VOZ opened the new Worker Center in June of 2008. Located on NE MLK Jr. Blvd., the Worker Center provides day laborers with a safe environment in which to wait for work and protects workers’ rights, guaranteeing a minimum wage of $10 per hour.
“Jornaleros” is not a straightforward depiction of issues typical to immigrant laborers; rather, the film focuses on the artistic talents and activist spirit of the laborers. The individuals profiled in “Jornaleros” are musicians, artists, and writers.
“We wanted to show to the community at large the tradition and culture of the workers,” says VOZ Executive Director Romeo Sosa, who also served as the general coordinator for the project. “We wanted to show the workers have humanity.”
Francisco Aguirre, one of the individuals profiled in the film, is an assistant at the Worker Center and also owns a computer repair business. He used to be a jornalero. At the Worker Center, Francisco organizes the laborers, helps them find work and performs a marketing role.

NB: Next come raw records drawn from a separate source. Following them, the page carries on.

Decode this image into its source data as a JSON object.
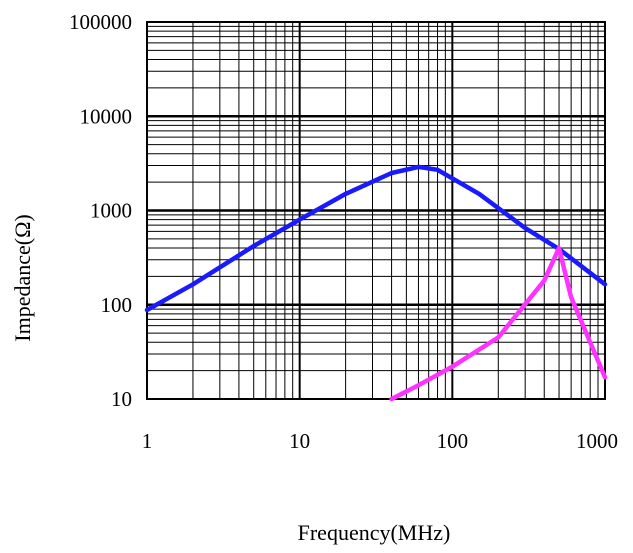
{
  "chart_data": {
    "type": "line",
    "xlabel": "Frequency(MHz)",
    "ylabel": "Impedance(Ω)",
    "x_scale": "log",
    "y_scale": "log",
    "xlim": [
      1,
      1000
    ],
    "ylim": [
      10,
      100000
    ],
    "grid": true,
    "x_ticks": [
      "1",
      "10",
      "100",
      "1000"
    ],
    "y_ticks": [
      "10",
      "100",
      "1000",
      "10000",
      "100000"
    ],
    "series": [
      {
        "color": "#1a1aff",
        "points": [
          [
            1,
            88
          ],
          [
            2,
            165
          ],
          [
            5,
            420
          ],
          [
            10,
            800
          ],
          [
            20,
            1500
          ],
          [
            40,
            2500
          ],
          [
            60,
            2900
          ],
          [
            80,
            2700
          ],
          [
            150,
            1500
          ],
          [
            300,
            650
          ],
          [
            500,
            390
          ],
          [
            1000,
            165
          ]
        ]
      },
      {
        "color": "#ff33ff",
        "points": [
          [
            40,
            10
          ],
          [
            60,
            14
          ],
          [
            100,
            22
          ],
          [
            200,
            45
          ],
          [
            400,
            180
          ],
          [
            500,
            400
          ],
          [
            600,
            120
          ],
          [
            1000,
            17
          ]
        ]
      }
    ]
  }
}
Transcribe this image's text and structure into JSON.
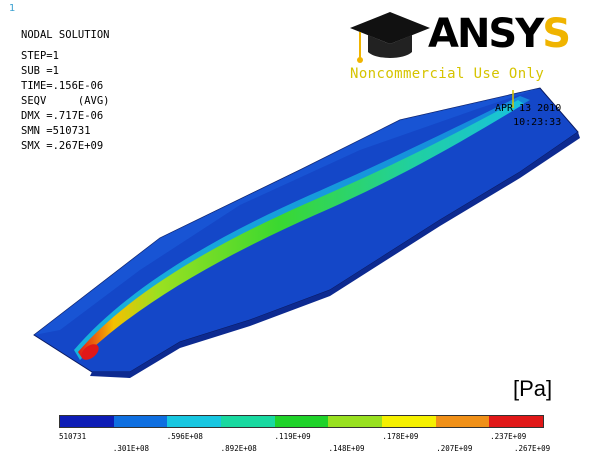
{
  "corner_number": "1",
  "solution": {
    "title": "NODAL SOLUTION",
    "step": "STEP=1",
    "sub": "SUB =1",
    "time": "TIME=.156E-06",
    "seqv": "SEQV     (AVG)",
    "dmx": "DMX =.717E-06",
    "smn": "SMN =510731",
    "smx": "SMX =.267E+09"
  },
  "logo": {
    "brand_main": "ANSY",
    "brand_last": "S",
    "noncommercial": "Noncommercial Use Only",
    "icon": "graduation-cap-icon"
  },
  "date": {
    "date": "APR 13 2010",
    "time": "10:23:33"
  },
  "unit": "[Pa]",
  "legend": {
    "colors": [
      "#0d1cb5",
      "#0f6fe0",
      "#18c6e0",
      "#19d9a0",
      "#1fd22a",
      "#98e020",
      "#f5f000",
      "#f09018",
      "#e01818"
    ],
    "labels_top": [
      "510731",
      ".596E+08",
      ".119E+09",
      ".178E+09",
      ".237E+09"
    ],
    "labels_bottom": [
      ".301E+08",
      ".892E+08",
      ".148E+09",
      ".207E+09",
      ".267E+09"
    ]
  }
}
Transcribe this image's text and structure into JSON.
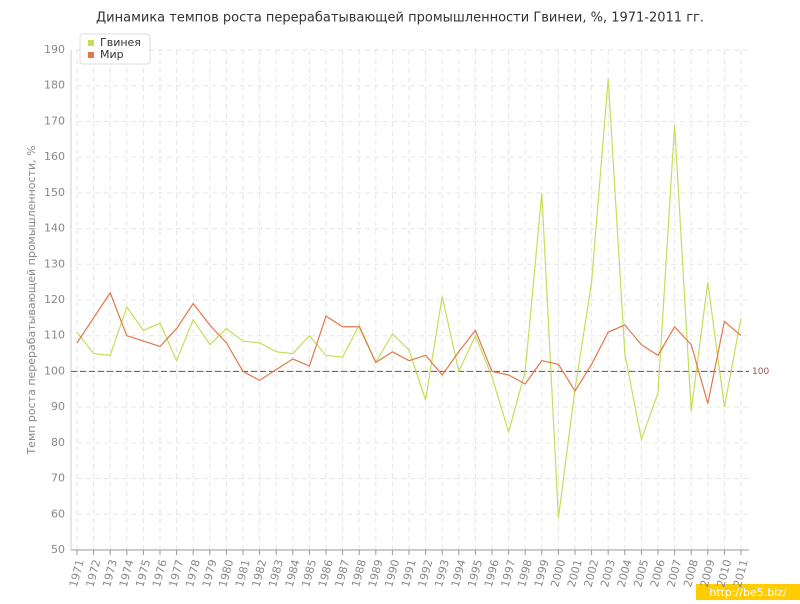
{
  "chart_data": {
    "type": "line",
    "title": "Динамика темпов роста перерабатывающей промышленности Гвинеи, %, 1971-2011 гг.",
    "y_label": "Темп роста перерабатывающей промышленности, %",
    "categories": [
      "1971",
      "1972",
      "1973",
      "1974",
      "1975",
      "1976",
      "1977",
      "1978",
      "1979",
      "1980",
      "1981",
      "1982",
      "1983",
      "1984",
      "1985",
      "1986",
      "1987",
      "1988",
      "1989",
      "1990",
      "1991",
      "1992",
      "1993",
      "1994",
      "1995",
      "1996",
      "1997",
      "1998",
      "1999",
      "2000",
      "2001",
      "2002",
      "2003",
      "2004",
      "2005",
      "2006",
      "2007",
      "2008",
      "2009",
      "2010",
      "2011"
    ],
    "series": [
      {
        "name": "Гвинея",
        "color": "#c3df5a",
        "values": [
          111,
          105,
          104.5,
          118,
          111.5,
          113.5,
          103,
          114.5,
          107.5,
          112,
          108.5,
          108,
          105.5,
          105,
          110,
          104.5,
          104,
          113,
          102.5,
          110.5,
          106,
          92,
          121,
          100,
          110,
          98.5,
          83,
          100,
          150,
          59,
          95,
          125,
          182,
          105,
          81,
          94,
          169,
          89,
          125,
          90,
          115
        ]
      },
      {
        "name": "Мир",
        "color": "#e2794c",
        "values": [
          108,
          115,
          122,
          110,
          108.5,
          107,
          112,
          119,
          113,
          108,
          100,
          97.5,
          100.5,
          103.5,
          101.5,
          115.5,
          112.5,
          112.5,
          102.5,
          105.5,
          103,
          104.5,
          99,
          105.5,
          111.5,
          100,
          99,
          96.5,
          103,
          102,
          94.5,
          102,
          111,
          113,
          107.5,
          104.5,
          112.5,
          107.5,
          91,
          114,
          110
        ]
      }
    ],
    "ylim": [
      50,
      190
    ],
    "yticks": [
      50,
      60,
      70,
      80,
      90,
      100,
      110,
      120,
      130,
      140,
      150,
      160,
      170,
      180,
      190
    ],
    "grid": true,
    "reference_line": 100,
    "reference_color": "#a05060",
    "legend": "top-left",
    "watermark": "http://be5.biz/"
  }
}
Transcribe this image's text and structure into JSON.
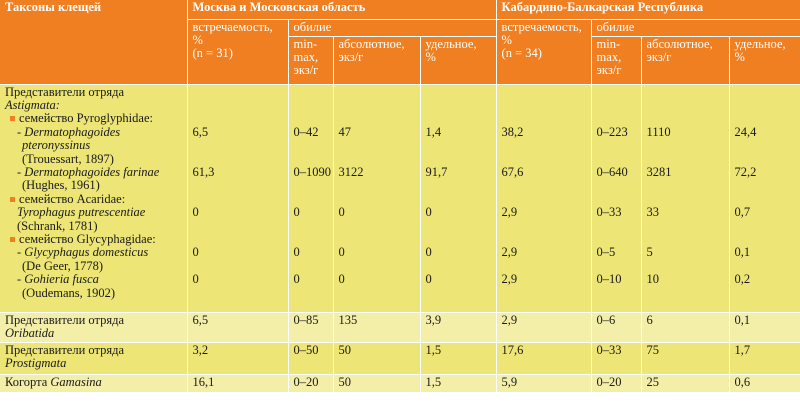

In addition to his work at VOZ, Francisco is an activist in the broader community. He is involved in a group that helps keep youth out of gangs. The group meets every Friday, and parents bring their children to listen to Francisco and other volunteers talk about the dangers of gang life. Francisco describes himself as a “tool for anyone in the community who needs help.”
Like the other individuals profiled in “Jornaleros,” Francisco has an artistic talent. He is the leader of a Mariachi band that performs for weddings, birthdays and other events in the community. Francisco plays guitar, violin and vihuela, a five-stringed instrument used in Mariachi music. By highlighting the laborers’ creative talents, “Jornaleros” reveals these individuals’ humanity and depth of character.
While “Jornaleros” focuses on the artistry of the laborers, its purpose is also political. By humanizing the laborers, the film makes them into more than just immigrant workers. They become people in the full sense of the word, and thus it becomes harder to stereotype them as just “day laborers” or “immigrants.” Consequently, the issues of this immigrant community become harder to ignore. Romeo said of the Jornaleros, “I would like the entire community to know we have hardworking people, people like you and me, who are human beings struggling to find work.”
Francisco said he sees the film as a “tool for day laborers to learn and not to be afraid to fight for their rights.” It has been a fight – it took an eight-year campaign for VOZ to receive a grant from the City of Portland to open the Portland Day Labor Hire Site. And although the Day Labor Hire Site provided a more organized and contained environment for laborers to wait for work, protests that took place prior to the construction of the workers’ center continued after it opened. As Romeo explains, “Neighbors were not happy. They opposed having the center there. It was always the issue of immigration. … Laborers are the face of immigrants. When people think of immigrants, they think of the laborers.” The protests, which actually had the positive effect of bringing publicity to the cause of the jornaleros, have now largely stopped.
So who or what is Precarious Egg? Precarious Egg is a local multimedia production company that produces a range of audio and video media with a focus on community issues. The filmmakers on this project are also volunteer legal observers at the Worker Center whose job is to insure the process of hiring “jornaleros” is done in a legal manner. VOZ’s director, Romeo, explained that as the general coordinator for the project, he was the one to connect the filmmakers with the “jornaleros” profiled in the film. He knew which jornaleros had artistic talents, as well as which volunteers at the Center had experience with filmmaking.
Both Romeo and Francisco hope “Jornaleros” is a vehicle for change – change in the jornaleros’ view of themselves, and at least as important, change in the view of members of the community at large. “People,” Francisco says, “if they are against day laborers, they will think differently after seeing the film.”